The Nancy Kissel Case - Part 17

(SCMP)  Kissel jurors endure bloody stench.  By Polly Hui.  June 30, 2005.

Jurors at Nancy Kissel's murder trial endured a stomach-churning day yesterday as the prosecution paraded a large number of blood-stained items seized at the alleged crime scene.  The items were taken from the master bedroom of the Parkview flat Kissel shared with her husband and included a large white pillow half soaked in blood.  A strong stench spread from the tiny court storeroom next to the public gallery as police officers removed trial exhibits for Cheung Tseung-sin, the constable tasked with collecting physical evidence from the Parkview premises, to identify. At one point, an officer had to close the door of the storeroom to stop the smell from spreading.
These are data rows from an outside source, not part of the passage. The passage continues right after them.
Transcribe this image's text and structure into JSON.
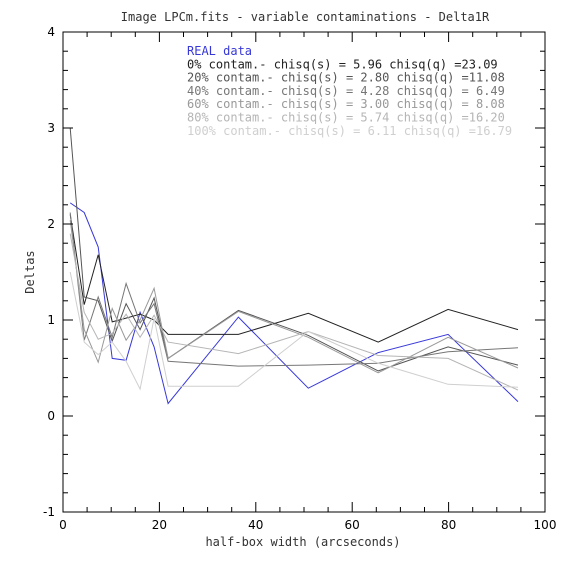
{
  "chart_data": {
    "type": "line",
    "title": "Image LPCm.fits - variable contaminations - Delta1R",
    "xlabel": "half-box width (arcseconds)",
    "ylabel": "Deltas",
    "xlim": [
      0,
      100
    ],
    "ylim": [
      -1,
      4
    ],
    "x_ticks": [
      "0",
      "20",
      "40",
      "60",
      "80",
      "100"
    ],
    "y_ticks": [
      "-1",
      "0",
      "1",
      "2",
      "3",
      "4"
    ],
    "grid": false,
    "legend_placement": "top-right",
    "series": [
      {
        "name": "REAL data",
        "legend_label": "REAL data",
        "color": "#3838d8",
        "x": [
          1.5,
          4.4,
          7.3,
          10.2,
          13.1,
          16,
          18.9,
          21.8,
          36.4,
          50.9,
          65.4,
          79.9,
          94.4
        ],
        "y": [
          2.22,
          2.12,
          1.76,
          0.6,
          0.58,
          1.08,
          0.72,
          0.13,
          1.03,
          0.29,
          0.66,
          0.85,
          0.15
        ]
      },
      {
        "name": "0% contam.",
        "legend_label": "0% contam.- chisq(s) = 5.96 chisq(q) =23.09",
        "color": "#222222",
        "x": [
          1.5,
          4.4,
          7.3,
          10.2,
          13.1,
          16,
          18.9,
          21.8,
          36.4,
          50.9,
          65.4,
          79.9,
          94.4
        ],
        "y": [
          2.1,
          1.16,
          1.68,
          0.98,
          1.02,
          1.06,
          1.0,
          0.85,
          0.85,
          1.07,
          0.77,
          1.11,
          0.9
        ]
      },
      {
        "name": "20% contam.",
        "legend_label": "20% contam.- chisq(s) = 2.80 chisq(q) =11.08",
        "color": "#555555",
        "x": [
          1.5,
          4.4,
          7.3,
          10.2,
          13.1,
          16,
          18.9,
          21.8,
          36.4,
          50.9,
          65.4,
          79.9,
          94.4
        ],
        "y": [
          3.0,
          1.24,
          1.2,
          0.78,
          1.17,
          0.9,
          1.23,
          0.6,
          1.1,
          0.84,
          0.47,
          0.72,
          0.53
        ]
      },
      {
        "name": "40% contam.",
        "legend_label": "40% contam.- chisq(s) = 4.28 chisq(q) = 6.49",
        "color": "#777777",
        "x": [
          1.5,
          4.4,
          7.3,
          10.2,
          13.1,
          16,
          18.9,
          21.8,
          36.4,
          50.9,
          65.4,
          79.9,
          94.4
        ],
        "y": [
          2.12,
          0.79,
          1.24,
          0.82,
          1.38,
          0.97,
          1.17,
          0.57,
          0.52,
          0.53,
          0.55,
          0.67,
          0.71
        ]
      },
      {
        "name": "60% contam.",
        "legend_label": "60% contam.- chisq(s) = 3.00 chisq(q) = 8.08",
        "color": "#999999",
        "x": [
          1.5,
          4.4,
          7.3,
          10.2,
          13.1,
          16,
          18.9,
          21.8,
          36.4,
          50.9,
          65.4,
          79.9,
          94.4
        ],
        "y": [
          2.04,
          0.9,
          0.56,
          1.12,
          0.79,
          1.0,
          1.33,
          0.6,
          1.09,
          0.82,
          0.45,
          0.82,
          0.5
        ]
      },
      {
        "name": "80% contam.",
        "legend_label": "80% contam.- chisq(s) = 5.74 chisq(q) =16.20",
        "color": "#b5b5b5",
        "x": [
          1.5,
          4.4,
          7.3,
          10.2,
          13.1,
          16,
          18.9,
          21.8,
          36.4,
          50.9,
          65.4,
          79.9,
          94.4
        ],
        "y": [
          1.9,
          1.08,
          0.8,
          0.86,
          1.06,
          0.82,
          1.05,
          0.77,
          0.65,
          0.88,
          0.63,
          0.6,
          0.27
        ]
      },
      {
        "name": "100% contam.",
        "legend_label": "100% contam.- chisq(s) = 6.11 chisq(q) =16.79",
        "color": "#cfcfcf",
        "x": [
          1.5,
          4.4,
          7.3,
          10.2,
          13.1,
          16,
          18.9,
          21.8,
          36.4,
          50.9,
          65.4,
          79.9,
          94.4
        ],
        "y": [
          1.5,
          0.77,
          0.64,
          0.77,
          0.57,
          0.28,
          1.02,
          0.31,
          0.31,
          0.88,
          0.55,
          0.33,
          0.3
        ]
      }
    ]
  }
}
Prosecutor Polly Wan asked officers to show the witness contents of the four black plastic bags retrieved from the bedroom of the accused's two daughters in November 2003.  Most of the items, including two white pillows, two pillow cases, two towels, three bed sheets, a duvet, a T-shirt and nine pieces of tissue paper, were splattered with blood that had turned brown. The exhibits, examined by government chemists and stored in transparent plastic bags, are alleged to have originated from the master bedroom of the luxury apartment.

The prosecution has alleged that Kissel murdered her husband, Robert Peter Kissel, by striking him with a heavy metal ornament in a series of "powerful and fatal blows" in the bedroom on or around November 2, 2003.  The accused was also alleged to have drugged the deceased with a milkshake laced with sedatives.  Police found the body of the deceased, a senior Merrill Lynch banker, rolled up in a "heavy, stinky" carpet in a storeroom rented by the accused on November 7, 2003.

Kissel, 41, has pleaded not guilty to a count of murder.

Senior Inspector See Kwong-tak, officer-in-charge of the case, had said earlier in cross-examination that the smell in one of the bags was so bad that his colleague immediately vomited in the flat when it was first discovered.

The defendant lowered her head as most of the blood-stained objects were carried across the courtroom for the witness, counsels, the judge and the jurors to examine.  The deceased's father, William Kissel, was in apparent grief and held his head in his hands throughout the ordeal, refusing to look at any of the objects.

The stench had by this time become so intense that some police officers, members of the jury and the public gallery had to cover their mouths and noses with their hands.  Officers said they had done all they could to remove the smell before the exhibits were presented in court yesterday.

The portrayal of the alleged murder scene was continued by Senior Constable Chong Yam-hoi, following Constable Cheung's testimony in the afternoon. Constable Chong, asked yesterday to identify a series of photographs taken at the flat, told the court that the close-up shots revealed blood stains were found on the wall, floor, a cabinet and on photo frames in the master bedroom.

The court also heard that samples of the deceased's hair, stomach, penis, nails and anus were tested in a government laboratory. Government chemists and forensics officers are expected to testify in the next two weeks.

The case continues today before Mr Justice Michael Lunn.